For the few readers of book blogs who have not yet heard, the Mitfords were (and are, I suppose) a family of British aristocrats made famous mostly by Nancy Mitford's semi-autobiographical novels The Pursuit of Love and Love in a Cold Climate. They were at the height of their notoriety (I think I can pretty safely call it that) in the 1930s and '40s. Lord and Lady Redesdale, David and Sydney Mitford had six daughters and a son, born between 1902 and 1920. Each of them is a fascinating and often strikingly different person in their own right, and on top of this they lived in one of the most interesting times in history. Not only that but they were also a notable part of this history. The book suggests, for example, that it is possible that Diana Mitford (third eldest daughter) was the only person to be personally well-acquainted with both Churchill and Hitler.

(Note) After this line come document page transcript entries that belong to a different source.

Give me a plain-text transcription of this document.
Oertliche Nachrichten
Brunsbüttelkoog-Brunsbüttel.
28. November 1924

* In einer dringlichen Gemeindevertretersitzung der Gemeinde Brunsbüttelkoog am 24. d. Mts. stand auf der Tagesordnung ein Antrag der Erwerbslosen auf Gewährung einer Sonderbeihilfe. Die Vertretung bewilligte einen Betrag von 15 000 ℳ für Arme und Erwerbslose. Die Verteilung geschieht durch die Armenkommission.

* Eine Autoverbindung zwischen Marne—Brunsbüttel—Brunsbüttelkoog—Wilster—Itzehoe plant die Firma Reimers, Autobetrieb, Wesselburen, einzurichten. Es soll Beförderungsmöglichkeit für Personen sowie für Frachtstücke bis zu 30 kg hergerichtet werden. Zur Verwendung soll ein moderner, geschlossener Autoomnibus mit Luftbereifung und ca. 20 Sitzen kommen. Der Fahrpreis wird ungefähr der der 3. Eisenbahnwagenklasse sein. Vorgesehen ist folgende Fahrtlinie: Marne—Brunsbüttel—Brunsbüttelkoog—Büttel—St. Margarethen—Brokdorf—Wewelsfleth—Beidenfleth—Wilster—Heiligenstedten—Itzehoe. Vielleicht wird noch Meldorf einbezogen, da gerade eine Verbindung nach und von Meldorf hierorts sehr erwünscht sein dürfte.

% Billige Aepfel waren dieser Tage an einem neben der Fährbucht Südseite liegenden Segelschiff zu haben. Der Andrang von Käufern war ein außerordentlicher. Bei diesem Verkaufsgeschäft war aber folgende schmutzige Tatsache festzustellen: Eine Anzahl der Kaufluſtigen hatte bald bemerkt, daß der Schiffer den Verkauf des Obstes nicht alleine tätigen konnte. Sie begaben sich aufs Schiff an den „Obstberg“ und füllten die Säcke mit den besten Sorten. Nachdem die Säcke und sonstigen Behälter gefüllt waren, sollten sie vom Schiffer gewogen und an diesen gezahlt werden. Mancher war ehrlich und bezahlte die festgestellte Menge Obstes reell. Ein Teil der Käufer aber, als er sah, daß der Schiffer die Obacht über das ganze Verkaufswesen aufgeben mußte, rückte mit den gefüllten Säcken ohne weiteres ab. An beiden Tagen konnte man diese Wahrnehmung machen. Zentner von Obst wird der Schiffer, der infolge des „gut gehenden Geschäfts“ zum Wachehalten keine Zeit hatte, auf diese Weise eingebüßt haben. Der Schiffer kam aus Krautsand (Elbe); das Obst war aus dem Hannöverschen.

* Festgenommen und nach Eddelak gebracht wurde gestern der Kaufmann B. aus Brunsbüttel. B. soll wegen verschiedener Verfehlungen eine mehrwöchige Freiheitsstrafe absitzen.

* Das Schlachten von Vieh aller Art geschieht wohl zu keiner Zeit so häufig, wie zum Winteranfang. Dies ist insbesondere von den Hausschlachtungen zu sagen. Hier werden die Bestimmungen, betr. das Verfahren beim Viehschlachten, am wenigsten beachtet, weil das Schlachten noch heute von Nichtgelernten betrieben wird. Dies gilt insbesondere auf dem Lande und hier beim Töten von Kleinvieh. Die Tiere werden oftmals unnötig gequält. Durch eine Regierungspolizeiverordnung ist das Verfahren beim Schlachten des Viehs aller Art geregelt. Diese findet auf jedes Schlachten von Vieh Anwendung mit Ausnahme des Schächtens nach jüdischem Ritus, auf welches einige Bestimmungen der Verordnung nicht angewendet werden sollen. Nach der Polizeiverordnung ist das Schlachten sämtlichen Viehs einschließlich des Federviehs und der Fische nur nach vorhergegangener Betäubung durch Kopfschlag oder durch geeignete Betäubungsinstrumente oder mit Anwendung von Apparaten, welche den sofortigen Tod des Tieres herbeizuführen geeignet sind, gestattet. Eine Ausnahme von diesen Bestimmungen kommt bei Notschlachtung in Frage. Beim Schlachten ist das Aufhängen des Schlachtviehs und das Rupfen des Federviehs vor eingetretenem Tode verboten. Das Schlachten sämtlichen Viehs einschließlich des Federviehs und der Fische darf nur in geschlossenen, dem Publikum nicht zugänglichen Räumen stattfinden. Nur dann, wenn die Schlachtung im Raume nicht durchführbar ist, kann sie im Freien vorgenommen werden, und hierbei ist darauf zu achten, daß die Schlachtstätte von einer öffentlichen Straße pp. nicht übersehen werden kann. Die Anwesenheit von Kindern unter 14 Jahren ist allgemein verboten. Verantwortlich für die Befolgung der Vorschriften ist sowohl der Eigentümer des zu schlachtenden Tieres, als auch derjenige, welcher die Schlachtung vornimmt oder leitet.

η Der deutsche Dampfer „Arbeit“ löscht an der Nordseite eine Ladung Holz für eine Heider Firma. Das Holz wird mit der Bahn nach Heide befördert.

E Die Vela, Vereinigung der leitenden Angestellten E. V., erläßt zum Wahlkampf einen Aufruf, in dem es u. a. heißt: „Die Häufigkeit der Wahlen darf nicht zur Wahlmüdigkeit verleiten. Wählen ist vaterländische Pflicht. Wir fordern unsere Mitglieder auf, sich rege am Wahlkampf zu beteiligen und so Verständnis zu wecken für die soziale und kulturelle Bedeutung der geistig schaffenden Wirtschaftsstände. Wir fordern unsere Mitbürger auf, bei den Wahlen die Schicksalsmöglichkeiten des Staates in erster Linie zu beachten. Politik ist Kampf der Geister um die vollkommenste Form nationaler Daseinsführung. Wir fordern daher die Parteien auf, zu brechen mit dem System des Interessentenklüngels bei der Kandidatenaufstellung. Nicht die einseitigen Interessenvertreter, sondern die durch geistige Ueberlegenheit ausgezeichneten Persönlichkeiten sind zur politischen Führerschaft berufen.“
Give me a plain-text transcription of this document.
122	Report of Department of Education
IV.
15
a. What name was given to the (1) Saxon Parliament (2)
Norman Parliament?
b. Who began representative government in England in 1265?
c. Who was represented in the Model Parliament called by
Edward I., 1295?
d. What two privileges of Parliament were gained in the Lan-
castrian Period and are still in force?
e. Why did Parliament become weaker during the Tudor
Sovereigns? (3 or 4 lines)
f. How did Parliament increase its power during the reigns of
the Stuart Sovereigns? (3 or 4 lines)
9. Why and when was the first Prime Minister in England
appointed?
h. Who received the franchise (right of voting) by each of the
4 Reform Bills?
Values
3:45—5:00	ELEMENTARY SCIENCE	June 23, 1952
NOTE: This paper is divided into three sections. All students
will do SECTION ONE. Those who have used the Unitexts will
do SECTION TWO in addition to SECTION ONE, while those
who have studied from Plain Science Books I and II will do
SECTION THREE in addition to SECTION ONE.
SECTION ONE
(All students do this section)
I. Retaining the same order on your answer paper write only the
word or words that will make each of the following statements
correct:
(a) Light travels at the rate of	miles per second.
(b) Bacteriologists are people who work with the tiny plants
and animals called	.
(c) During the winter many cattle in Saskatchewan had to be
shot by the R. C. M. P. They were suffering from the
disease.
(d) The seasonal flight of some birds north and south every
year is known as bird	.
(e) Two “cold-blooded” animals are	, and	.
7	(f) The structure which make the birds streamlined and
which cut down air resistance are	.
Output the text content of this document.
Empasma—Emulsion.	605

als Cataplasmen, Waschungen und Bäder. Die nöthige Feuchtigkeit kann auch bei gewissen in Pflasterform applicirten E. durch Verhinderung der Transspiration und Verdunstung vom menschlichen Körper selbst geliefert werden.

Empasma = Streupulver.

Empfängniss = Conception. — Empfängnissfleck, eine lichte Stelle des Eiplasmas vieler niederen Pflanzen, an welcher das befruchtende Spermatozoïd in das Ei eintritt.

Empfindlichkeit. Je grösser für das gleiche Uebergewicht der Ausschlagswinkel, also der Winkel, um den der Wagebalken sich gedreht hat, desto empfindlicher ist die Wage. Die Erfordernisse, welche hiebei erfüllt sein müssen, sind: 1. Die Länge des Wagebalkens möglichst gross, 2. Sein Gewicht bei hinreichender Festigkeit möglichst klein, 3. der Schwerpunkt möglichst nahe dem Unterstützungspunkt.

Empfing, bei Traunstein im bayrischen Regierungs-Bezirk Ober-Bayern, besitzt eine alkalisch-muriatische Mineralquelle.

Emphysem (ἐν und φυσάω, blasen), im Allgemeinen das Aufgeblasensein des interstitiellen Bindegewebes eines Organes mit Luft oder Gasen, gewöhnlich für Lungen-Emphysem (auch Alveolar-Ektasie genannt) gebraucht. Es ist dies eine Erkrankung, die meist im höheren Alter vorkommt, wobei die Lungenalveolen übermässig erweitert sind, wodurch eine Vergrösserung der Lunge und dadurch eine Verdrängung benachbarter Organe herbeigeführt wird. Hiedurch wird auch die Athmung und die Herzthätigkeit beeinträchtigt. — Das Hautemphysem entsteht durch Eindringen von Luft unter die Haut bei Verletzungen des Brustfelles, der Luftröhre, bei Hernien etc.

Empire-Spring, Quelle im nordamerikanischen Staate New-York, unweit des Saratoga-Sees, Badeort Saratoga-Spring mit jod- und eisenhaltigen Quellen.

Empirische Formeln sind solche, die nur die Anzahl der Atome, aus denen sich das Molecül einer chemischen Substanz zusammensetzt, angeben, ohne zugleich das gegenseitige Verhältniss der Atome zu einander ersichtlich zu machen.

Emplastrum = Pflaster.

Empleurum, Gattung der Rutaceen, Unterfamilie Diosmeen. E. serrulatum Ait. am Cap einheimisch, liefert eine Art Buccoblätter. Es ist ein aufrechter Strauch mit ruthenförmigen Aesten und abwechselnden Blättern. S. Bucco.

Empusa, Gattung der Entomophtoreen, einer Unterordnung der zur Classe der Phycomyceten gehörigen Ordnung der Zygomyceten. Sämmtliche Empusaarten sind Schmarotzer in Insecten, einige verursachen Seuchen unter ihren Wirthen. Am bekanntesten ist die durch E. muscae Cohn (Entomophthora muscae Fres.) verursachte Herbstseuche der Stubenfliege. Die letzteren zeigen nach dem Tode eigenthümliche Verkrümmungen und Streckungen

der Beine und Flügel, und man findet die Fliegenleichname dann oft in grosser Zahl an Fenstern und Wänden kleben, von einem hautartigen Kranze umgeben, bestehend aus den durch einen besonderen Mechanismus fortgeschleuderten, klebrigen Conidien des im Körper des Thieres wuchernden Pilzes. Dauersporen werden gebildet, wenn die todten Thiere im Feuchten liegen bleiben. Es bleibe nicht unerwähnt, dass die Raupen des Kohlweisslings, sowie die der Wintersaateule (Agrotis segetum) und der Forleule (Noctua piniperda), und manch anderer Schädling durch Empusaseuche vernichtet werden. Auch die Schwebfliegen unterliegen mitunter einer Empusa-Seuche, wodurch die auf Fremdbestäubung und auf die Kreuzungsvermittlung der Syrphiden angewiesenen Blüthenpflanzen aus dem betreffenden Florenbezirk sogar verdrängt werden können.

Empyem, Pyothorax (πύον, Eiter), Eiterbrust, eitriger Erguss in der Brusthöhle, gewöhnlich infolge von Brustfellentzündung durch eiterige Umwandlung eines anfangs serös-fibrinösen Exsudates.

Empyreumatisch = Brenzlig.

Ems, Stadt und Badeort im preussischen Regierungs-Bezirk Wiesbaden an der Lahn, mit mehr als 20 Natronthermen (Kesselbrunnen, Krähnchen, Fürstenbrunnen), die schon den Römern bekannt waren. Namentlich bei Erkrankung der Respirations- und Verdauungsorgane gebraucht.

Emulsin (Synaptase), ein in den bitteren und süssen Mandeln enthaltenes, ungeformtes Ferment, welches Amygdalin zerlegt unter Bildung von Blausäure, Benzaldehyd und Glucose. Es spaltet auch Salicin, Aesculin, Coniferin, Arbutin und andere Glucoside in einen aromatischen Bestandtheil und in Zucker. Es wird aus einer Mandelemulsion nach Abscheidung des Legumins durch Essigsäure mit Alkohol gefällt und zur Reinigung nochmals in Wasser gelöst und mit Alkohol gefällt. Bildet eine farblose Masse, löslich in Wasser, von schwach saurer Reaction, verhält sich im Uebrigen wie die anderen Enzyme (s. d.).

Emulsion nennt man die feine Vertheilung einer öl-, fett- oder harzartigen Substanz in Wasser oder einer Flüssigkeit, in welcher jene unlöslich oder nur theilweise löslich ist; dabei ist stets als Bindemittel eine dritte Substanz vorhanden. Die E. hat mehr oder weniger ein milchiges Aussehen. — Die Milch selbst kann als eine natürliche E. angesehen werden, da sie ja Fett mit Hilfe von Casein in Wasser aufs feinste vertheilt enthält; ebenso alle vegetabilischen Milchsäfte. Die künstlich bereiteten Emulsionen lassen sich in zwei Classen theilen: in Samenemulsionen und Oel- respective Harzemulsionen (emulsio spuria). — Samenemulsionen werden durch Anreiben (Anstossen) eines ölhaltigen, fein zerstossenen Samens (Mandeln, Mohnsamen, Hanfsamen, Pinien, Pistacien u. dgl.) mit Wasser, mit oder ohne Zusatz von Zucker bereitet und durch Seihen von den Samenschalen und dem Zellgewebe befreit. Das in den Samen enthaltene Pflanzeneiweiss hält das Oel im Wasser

I enjoyed the stories of their childhood and their early adulthood, especially the various eccentricities of the family, and also the various associations they had--suddenly reading a name of some close acquaintance or other and realizing that it was some famous person. Evelyn Waugh, for example, based his novel Vile Bodies off Diana Mitford and her first husband and their friends. Nancy Mitford especially knew numerous famous members of England's literary world.
What I've found most fascinating about this book, though, is the politics, and the family's place within political history. Diana and Unity Mitford were both devoted Fascists, while Decca Mitford was a Communist, and David and Sydney Mitford's inability to agree on Hitler, Fascism, and the war fractured their marriage. The family was related to Winston Churchill. Diana's second husband, Oswald Mosley, was leader of the British Fascist party. Unity spent most of the 1930s living in Germany, and for quite a long time sat in restaurants she knew Hitler frequented, waiting to see him. Eventually, he noticed her. They got to know each other very well; he gave her presents, found her apartments, paid medical bills, got her tickets to the opera. She was so torn between Britain and Germany that she decided she would have to commit suicide if they went to war with each other.
The story of Unity Mitford's relationship with Hitler and Germany is, I think, the most interesting part of this book for me. I've never read anything about Germany in the years before World War II, and it's especially interesting to do so now, having innocently read The Pursuit of Love a year ago, and now being able to connect its author to such a subject.
I definitely recommend this book, whether you already know anything about the Mitfords or not. The writing is very fluid, and I think does a good job of capturing the world these people lived in, and their extremely unique and forceful personalities.